The von Rosen's had six children: Bjorn (born 1905), Mary (born 1906), Carl Gustaf von Rosen (born 1909), Birgitta (born 1913), Egil (born 1919), and Anna (born 1926). Carl Gustaf von Rosen would follow in his fathers footsteps, with an interest in exploration and aviation, becoming a mercenary aviator in Ethiopia, Finland and Biafra.

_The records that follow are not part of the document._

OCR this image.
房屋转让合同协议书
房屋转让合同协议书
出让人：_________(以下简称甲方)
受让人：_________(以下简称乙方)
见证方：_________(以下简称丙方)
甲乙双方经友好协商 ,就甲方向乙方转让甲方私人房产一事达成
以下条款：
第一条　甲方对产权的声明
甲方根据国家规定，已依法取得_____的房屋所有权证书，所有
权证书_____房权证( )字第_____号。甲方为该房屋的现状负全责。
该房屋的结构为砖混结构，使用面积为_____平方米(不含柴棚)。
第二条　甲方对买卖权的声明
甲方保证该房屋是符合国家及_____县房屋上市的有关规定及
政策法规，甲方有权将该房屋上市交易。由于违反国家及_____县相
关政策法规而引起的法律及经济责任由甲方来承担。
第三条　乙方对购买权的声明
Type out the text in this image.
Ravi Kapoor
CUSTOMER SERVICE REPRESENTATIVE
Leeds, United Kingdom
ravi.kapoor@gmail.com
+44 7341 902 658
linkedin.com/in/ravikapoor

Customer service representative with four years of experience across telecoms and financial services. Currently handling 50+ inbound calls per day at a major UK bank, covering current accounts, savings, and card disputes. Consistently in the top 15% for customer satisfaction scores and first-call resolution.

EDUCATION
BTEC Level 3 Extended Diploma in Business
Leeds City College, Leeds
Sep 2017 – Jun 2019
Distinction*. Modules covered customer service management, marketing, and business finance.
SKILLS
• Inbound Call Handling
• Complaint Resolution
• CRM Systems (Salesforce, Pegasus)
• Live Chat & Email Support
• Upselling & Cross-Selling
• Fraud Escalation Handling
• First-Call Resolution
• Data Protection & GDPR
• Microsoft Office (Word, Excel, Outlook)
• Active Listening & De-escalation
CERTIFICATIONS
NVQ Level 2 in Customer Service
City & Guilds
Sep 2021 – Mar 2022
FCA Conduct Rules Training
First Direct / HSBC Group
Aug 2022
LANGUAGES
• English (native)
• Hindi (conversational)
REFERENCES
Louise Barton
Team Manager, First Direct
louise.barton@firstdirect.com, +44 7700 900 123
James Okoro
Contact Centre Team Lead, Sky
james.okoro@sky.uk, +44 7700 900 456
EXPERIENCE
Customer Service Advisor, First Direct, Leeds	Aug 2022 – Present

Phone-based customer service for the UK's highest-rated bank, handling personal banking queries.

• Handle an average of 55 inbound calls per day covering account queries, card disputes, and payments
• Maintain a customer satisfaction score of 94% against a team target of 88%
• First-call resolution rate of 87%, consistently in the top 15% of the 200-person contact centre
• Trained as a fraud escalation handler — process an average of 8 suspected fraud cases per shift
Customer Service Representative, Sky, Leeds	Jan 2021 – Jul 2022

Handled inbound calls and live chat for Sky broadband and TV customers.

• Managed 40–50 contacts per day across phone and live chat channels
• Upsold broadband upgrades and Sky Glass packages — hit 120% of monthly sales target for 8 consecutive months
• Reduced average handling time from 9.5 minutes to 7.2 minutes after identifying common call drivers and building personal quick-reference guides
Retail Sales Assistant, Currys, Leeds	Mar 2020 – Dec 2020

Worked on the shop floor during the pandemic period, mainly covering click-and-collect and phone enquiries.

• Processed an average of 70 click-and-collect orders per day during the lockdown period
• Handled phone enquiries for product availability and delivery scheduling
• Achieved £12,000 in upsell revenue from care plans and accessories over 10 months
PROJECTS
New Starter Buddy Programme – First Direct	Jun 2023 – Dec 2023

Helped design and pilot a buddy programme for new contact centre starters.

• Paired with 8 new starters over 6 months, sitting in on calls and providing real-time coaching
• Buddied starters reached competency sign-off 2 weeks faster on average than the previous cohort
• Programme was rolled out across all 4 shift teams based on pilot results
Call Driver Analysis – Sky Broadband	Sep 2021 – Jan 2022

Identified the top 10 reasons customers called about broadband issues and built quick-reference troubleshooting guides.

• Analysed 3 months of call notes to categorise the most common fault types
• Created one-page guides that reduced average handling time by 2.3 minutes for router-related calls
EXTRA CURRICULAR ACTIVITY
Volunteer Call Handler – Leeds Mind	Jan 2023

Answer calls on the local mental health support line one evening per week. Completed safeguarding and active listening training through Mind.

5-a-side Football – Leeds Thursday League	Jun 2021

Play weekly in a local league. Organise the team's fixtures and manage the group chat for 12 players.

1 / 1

In 1932, von Rosen's daughter Mary married Nils Silfverskiöld, a Swedish Olympic gymnast and orthopedic surgeon with strong anti-Nazi and pro-Soviet views. Their wedding took place at Rockelstad Castle. This resulted in a scandal when all the attendants but the groom and bridge performed a Nazi salute following a toast by Hermann Göring. Silfverskiöld and von Rosen had a daughter Monica Getz, a diplomat, educator and activist and the wife of American jazz saxophonist Stan Getz.

In 1937, the Swedish crown prince Carl Bernadotte married Eric von Rosen's niece, the Countess Elsa von Rosen.

His grandson (through Birgitta) is the film director Peter Nestler, who in 2009 made a film about Rosen called Death and Devil (Tod und Teufel).